De Aston Martin V12 Zagato is een prachtige auto. Zijn gestroomlijnde neus, weelderige flanken en torpedo-achtige achterlichten plaatsen hem op het hoogtepunt van de auto-styling. Het is ook redelijk onnodig: de standaard V12 Vantage waarop hij is gebaseerd, ziet er al goed uit, dus waarom hebben de eigen ontwerpers van Aston hem overgedragen aan het Italiaanse stylinghuis Zagato?
Het maakt deel uit van een erfenis die vijftig jaar teruggaat, toen Aston Martin en Zagato samenwerkten aan de inmiddels klassieke DB4GT Zagato. Aston is ook niet het enige autobedrijf dat zich tot Zagato wendt, en Zagato is niet het enige Italiaanse stylinghuis.
Aanbevolen video's
Italië is waar deze unieke autobedrijven, deels industrieel bedrijf, deels custom car shop, deels laboratorium, floreren.

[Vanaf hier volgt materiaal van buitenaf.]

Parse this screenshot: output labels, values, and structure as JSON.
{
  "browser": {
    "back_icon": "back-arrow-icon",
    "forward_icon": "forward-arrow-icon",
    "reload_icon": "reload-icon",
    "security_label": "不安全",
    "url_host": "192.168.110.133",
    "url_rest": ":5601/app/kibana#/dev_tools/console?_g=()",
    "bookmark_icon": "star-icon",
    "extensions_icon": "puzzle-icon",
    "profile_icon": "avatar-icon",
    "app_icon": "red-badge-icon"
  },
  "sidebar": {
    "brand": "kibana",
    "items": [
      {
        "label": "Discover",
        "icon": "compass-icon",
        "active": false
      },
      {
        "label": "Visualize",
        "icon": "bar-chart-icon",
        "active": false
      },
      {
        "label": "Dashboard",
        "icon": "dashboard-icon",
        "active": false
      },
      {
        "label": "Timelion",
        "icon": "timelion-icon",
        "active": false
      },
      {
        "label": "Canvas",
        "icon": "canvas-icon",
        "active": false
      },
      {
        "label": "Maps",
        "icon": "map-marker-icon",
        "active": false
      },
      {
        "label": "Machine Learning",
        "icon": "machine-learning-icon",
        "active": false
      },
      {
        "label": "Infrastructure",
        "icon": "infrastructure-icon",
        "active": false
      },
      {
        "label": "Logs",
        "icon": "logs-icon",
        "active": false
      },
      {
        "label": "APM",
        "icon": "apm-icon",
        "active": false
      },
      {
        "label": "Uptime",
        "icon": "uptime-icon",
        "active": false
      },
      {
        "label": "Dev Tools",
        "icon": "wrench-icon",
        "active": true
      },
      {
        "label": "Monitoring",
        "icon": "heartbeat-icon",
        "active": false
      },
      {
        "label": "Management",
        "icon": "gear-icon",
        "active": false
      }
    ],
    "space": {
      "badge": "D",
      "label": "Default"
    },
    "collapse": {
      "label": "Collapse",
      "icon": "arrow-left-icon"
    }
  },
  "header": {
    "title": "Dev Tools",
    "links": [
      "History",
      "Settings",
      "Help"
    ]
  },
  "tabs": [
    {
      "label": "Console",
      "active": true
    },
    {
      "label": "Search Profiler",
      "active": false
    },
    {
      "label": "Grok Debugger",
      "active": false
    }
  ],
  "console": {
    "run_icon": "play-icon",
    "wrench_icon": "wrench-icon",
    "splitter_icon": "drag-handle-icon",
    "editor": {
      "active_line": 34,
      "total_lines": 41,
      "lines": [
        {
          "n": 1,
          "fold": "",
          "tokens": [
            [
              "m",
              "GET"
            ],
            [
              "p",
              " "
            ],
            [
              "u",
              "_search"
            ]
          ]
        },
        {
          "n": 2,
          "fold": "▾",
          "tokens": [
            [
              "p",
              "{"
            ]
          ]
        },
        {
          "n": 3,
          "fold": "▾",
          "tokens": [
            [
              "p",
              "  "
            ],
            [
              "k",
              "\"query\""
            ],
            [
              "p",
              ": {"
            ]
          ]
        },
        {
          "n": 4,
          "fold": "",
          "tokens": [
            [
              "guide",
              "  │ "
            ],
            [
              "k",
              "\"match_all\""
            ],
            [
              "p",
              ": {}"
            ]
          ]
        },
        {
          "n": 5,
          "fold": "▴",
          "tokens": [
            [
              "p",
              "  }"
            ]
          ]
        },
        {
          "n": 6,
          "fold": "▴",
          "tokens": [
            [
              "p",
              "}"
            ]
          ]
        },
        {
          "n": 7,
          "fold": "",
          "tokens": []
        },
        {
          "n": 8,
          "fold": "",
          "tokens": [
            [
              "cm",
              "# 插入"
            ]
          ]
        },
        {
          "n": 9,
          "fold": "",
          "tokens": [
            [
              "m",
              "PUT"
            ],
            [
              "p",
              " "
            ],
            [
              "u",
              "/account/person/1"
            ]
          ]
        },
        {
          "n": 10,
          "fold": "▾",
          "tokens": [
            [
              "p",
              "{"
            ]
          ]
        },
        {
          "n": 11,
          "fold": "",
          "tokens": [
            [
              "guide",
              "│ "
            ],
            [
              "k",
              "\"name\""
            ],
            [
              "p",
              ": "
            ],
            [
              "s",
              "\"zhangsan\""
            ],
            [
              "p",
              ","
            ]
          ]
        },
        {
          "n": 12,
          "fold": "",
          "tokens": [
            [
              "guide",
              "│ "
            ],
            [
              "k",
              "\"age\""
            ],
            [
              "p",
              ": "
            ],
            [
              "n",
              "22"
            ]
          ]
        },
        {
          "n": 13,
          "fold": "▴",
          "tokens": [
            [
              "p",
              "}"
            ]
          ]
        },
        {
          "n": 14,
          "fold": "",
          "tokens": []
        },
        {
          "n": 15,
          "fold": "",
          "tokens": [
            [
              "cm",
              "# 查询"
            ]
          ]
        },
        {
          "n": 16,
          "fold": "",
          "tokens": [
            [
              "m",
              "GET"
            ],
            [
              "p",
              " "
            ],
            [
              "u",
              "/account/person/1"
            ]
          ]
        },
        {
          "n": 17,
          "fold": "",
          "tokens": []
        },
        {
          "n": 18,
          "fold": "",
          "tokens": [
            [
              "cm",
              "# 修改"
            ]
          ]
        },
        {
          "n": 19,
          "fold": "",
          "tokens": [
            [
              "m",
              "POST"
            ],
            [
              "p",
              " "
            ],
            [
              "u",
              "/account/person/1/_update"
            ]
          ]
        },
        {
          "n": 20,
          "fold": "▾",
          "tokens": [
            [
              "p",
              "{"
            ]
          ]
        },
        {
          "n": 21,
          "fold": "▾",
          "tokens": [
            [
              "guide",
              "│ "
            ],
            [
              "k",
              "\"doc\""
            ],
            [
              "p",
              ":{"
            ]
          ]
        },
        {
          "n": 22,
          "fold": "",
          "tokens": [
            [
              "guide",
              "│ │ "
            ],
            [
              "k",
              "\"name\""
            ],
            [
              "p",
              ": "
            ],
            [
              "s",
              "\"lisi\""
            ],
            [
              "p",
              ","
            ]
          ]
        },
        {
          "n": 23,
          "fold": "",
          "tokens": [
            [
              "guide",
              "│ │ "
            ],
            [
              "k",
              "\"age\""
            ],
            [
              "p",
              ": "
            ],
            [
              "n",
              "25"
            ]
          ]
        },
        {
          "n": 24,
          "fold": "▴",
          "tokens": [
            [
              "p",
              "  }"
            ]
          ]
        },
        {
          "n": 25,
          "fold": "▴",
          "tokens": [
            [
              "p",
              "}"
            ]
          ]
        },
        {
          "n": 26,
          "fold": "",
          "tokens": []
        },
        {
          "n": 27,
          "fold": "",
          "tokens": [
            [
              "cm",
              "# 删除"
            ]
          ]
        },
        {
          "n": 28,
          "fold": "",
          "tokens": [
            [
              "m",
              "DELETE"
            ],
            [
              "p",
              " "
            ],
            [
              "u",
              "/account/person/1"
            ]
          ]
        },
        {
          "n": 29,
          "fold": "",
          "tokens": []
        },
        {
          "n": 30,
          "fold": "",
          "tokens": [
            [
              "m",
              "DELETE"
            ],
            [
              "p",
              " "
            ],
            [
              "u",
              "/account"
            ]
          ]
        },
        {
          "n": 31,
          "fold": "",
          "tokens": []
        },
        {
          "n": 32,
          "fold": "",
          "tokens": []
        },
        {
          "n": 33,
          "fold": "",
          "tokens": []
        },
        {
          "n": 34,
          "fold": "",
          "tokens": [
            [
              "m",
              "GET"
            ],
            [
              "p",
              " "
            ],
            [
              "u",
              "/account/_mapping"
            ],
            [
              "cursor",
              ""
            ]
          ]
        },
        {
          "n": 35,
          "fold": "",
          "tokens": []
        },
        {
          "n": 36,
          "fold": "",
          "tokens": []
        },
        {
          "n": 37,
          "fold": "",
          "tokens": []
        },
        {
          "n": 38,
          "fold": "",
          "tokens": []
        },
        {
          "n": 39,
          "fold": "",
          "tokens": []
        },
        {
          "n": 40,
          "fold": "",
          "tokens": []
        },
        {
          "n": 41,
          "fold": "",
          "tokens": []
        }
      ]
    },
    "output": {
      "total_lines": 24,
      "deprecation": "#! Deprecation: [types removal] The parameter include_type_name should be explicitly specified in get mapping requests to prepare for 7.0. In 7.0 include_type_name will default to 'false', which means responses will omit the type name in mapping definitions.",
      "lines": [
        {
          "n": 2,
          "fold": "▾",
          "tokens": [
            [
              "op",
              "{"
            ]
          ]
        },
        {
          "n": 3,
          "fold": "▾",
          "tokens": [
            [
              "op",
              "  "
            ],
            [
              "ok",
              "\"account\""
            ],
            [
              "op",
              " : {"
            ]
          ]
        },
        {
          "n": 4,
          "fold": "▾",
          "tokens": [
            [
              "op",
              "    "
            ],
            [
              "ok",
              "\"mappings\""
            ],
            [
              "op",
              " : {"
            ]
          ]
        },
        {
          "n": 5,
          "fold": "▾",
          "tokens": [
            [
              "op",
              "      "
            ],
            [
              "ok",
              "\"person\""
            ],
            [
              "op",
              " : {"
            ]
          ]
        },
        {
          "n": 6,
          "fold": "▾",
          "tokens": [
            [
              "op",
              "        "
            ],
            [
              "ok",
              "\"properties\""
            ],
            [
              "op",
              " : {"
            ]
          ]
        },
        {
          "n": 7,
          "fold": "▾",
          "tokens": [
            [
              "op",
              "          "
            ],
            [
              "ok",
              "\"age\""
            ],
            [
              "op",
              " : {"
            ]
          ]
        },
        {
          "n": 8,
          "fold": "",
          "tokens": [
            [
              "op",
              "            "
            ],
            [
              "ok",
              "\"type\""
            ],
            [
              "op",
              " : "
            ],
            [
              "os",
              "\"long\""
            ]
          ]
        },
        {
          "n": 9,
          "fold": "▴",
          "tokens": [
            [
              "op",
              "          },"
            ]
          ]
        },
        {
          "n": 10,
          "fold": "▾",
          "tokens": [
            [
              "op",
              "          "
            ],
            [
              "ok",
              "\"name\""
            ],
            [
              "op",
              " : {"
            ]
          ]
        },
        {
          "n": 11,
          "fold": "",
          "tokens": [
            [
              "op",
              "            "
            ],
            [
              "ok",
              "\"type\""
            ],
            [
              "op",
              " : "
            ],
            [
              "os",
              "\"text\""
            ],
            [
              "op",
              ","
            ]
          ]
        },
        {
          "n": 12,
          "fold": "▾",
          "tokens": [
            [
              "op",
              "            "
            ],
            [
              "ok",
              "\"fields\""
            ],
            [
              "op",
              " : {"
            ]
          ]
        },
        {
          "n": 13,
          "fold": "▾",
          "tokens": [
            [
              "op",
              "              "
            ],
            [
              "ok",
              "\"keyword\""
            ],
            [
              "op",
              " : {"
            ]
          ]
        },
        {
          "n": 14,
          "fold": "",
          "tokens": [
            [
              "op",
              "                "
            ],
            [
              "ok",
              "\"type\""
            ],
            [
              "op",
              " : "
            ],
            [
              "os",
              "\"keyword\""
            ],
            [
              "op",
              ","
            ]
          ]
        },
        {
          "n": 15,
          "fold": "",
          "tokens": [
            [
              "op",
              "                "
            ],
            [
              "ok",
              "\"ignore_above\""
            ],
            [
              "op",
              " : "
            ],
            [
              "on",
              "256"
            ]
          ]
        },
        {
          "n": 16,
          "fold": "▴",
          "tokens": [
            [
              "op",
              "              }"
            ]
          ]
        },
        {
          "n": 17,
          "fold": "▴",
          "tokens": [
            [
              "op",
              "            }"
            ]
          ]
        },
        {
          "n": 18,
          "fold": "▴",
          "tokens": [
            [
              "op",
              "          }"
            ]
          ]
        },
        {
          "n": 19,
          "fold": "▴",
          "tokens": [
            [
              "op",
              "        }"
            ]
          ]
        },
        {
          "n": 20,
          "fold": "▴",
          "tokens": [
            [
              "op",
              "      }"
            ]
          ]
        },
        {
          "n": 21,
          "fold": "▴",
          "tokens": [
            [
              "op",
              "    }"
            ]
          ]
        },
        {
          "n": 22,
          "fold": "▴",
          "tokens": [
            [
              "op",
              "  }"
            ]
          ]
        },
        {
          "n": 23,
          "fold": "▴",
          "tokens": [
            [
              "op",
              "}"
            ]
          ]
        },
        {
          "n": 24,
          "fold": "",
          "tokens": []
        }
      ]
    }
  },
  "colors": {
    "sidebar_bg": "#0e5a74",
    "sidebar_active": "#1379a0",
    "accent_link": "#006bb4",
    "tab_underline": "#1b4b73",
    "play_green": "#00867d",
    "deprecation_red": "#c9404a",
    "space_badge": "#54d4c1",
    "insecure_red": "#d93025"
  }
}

Firma's als Zagato, Pininfarina, Italdesign Guigiaro, Bertone en Ghia hebben hun stempel gedrukt op het plaatwerk van talloze auto's, van eenmalige concepten tot bescheiden hatchbacks. Het zijn geen autobedrijven, maar ze hebben veel auto’s gebouwd.
Tegenwoordig is styling een integraal onderdeel van het ontwerp van elke auto, maar dat was niet altijd zo. Vóór de Tweede Wereldoorlog was aerodynamica nog steeds een duistere kunst, en veiligheidsvoorschriften die later de vorm van auto's zouden dicteren, waren ongehoord. Autofabrikanten hadden eenvoudigweg niets te winnen door hun eigen stylisten in dienst te nemen.
Toen autofabrikanten echter besloten om te gaan racen, ontdekten ze hoe belangrijk de vorm van een carrosserie was. Gestroomlijnde vormen gingen duidelijk sneller, dus zochten bouwers externe bedrijven om hun chassis met slanker plaatwerk te bekleden. Op maat gemaakte auto's waren tot in de jaren dertig gebruikelijk, vaak gebouwd door dezelfde mensen die paardenkoetsen maakten.
Zagato bouwde echter geen buggy's. Opgericht in 1919 door Ugo Zagato, maakte het een reputatie door lichtgewicht auto's te bouwen met behulp van technieken die Ugo leerde bij de Pomilio-vliegtuigfabrieken tijdens de Eerste Wereldoorlog.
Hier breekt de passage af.